On the other hand, promotion can be very creative. I love thinking about branding, images, copywriting, design — it’s all very creative. The goal is to try to create a uniform and well-articulated message about what it is that I have to offer to the world. Which is music, but it’s more than music. The whole concept of an artist, including my interests and causes I champion, my personality, my feelings. I’m trying to tell the world who I am, so people who appreciate who I am and what I do, can help sustain the activity that produces more joy and happiness (even when the music itself is sad, angry or depressing — see my previous post).

But sometimes I am tempted to manipulate. Big time. For example, one of the things we artists are told to present is our “success.” People buy into you more if you’re already a “success.” When they know that many others like you.
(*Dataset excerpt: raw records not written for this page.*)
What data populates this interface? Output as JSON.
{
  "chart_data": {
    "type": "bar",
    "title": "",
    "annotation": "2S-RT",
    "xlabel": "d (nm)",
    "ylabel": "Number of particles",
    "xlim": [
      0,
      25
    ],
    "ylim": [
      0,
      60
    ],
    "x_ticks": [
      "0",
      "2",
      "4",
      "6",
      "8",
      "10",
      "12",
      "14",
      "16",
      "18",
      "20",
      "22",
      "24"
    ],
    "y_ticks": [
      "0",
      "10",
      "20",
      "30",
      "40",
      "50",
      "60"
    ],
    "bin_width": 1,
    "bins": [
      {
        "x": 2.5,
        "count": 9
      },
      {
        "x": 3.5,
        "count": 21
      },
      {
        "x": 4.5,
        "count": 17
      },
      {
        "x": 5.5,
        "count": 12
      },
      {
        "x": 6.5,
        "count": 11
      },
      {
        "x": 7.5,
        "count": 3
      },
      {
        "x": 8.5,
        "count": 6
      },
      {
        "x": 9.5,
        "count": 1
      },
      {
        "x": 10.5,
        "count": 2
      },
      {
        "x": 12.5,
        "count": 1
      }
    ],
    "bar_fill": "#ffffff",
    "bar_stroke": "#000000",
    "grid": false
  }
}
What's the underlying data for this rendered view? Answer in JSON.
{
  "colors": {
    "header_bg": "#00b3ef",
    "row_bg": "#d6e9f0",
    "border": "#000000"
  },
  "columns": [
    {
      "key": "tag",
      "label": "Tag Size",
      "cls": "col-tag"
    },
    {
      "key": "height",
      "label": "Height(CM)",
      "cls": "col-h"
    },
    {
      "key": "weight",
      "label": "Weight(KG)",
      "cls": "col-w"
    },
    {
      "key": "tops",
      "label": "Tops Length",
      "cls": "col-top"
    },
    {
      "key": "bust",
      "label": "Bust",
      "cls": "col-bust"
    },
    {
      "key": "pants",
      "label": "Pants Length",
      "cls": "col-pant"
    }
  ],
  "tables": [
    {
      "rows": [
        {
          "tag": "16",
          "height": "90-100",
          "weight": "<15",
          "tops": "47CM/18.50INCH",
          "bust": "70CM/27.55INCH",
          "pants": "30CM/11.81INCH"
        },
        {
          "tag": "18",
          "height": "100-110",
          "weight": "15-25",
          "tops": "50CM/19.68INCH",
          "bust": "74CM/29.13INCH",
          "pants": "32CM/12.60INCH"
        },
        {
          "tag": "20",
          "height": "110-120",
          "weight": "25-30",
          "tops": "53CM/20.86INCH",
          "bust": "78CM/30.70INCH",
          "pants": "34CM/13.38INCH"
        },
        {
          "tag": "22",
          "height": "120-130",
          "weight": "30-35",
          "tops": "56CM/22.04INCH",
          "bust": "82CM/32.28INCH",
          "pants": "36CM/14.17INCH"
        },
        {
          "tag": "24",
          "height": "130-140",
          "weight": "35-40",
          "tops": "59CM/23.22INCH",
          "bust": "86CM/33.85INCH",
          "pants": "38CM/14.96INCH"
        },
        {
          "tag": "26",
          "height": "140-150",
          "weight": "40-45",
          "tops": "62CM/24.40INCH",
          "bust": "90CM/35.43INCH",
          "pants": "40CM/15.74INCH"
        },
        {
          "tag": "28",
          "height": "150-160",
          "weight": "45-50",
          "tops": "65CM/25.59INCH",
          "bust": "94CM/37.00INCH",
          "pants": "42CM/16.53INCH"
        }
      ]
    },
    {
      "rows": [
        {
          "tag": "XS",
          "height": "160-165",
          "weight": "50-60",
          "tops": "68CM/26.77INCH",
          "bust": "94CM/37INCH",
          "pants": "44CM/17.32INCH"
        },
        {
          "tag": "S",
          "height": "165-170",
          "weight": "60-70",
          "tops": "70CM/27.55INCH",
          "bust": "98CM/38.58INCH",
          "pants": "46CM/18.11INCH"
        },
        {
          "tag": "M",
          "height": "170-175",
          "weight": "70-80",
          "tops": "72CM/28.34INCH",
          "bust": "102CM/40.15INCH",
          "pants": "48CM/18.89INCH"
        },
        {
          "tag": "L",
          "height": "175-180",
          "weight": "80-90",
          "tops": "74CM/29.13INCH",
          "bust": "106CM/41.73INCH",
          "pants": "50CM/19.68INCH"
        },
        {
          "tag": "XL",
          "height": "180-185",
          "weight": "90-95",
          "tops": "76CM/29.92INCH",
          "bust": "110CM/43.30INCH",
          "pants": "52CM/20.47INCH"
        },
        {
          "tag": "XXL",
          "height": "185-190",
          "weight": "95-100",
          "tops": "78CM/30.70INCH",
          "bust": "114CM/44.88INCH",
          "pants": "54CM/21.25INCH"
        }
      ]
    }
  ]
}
As if that gives them the permission, or that proves that this music is “good” — I’m not sure.

On one hand, I do believe that I am a success. I am proud of what I made, and I’m not ashamed to tell the world.

But on the other hand, I obviously haven’t achieved the commercial success of some other acts. Trying to compete in the same space as they are, vying for people’s attention, can stir up a lot of insecurities in me, because I am not as “successful” as the next band — and somehow I feel like I need to conjure up success out of thin air, so that I can be as “successful.”

When that happens, I have to slow myself down, and accept where I am. Yes, I do emphasize successes over mundane. I don’t discuss my dirty laundry here. It’s information that really doesn’t help me convey my message. But that doesn’t mean that I am a liar or I am being dishonest. I am not communicating something that is not true. I am just choosing not to show the whole truth — just selective bits, pieces that make more cohesive whole than perhaps what the reality is.

I am not a persuader, or a convincer. I am not comfortable in that role. I make music, I tell stories, I let people know what I have to offer. If someone doesn’t like it, that doesn’t devalue what I do. If someone does, that doesn’t make me magically “more successful” either. My success, I define in my head.

How the world values my offering, is not up to me to decide. I just need to accept, whatever the response is.

I do want you to know, that I am very grateful to everyone who has shown interest, took time to communicate, to listen, to connect — precisely because I can’t make you do that. I am trying to communicate, but you are here because you decided to take interest.

That is a marvelous gift to me. So I thank you.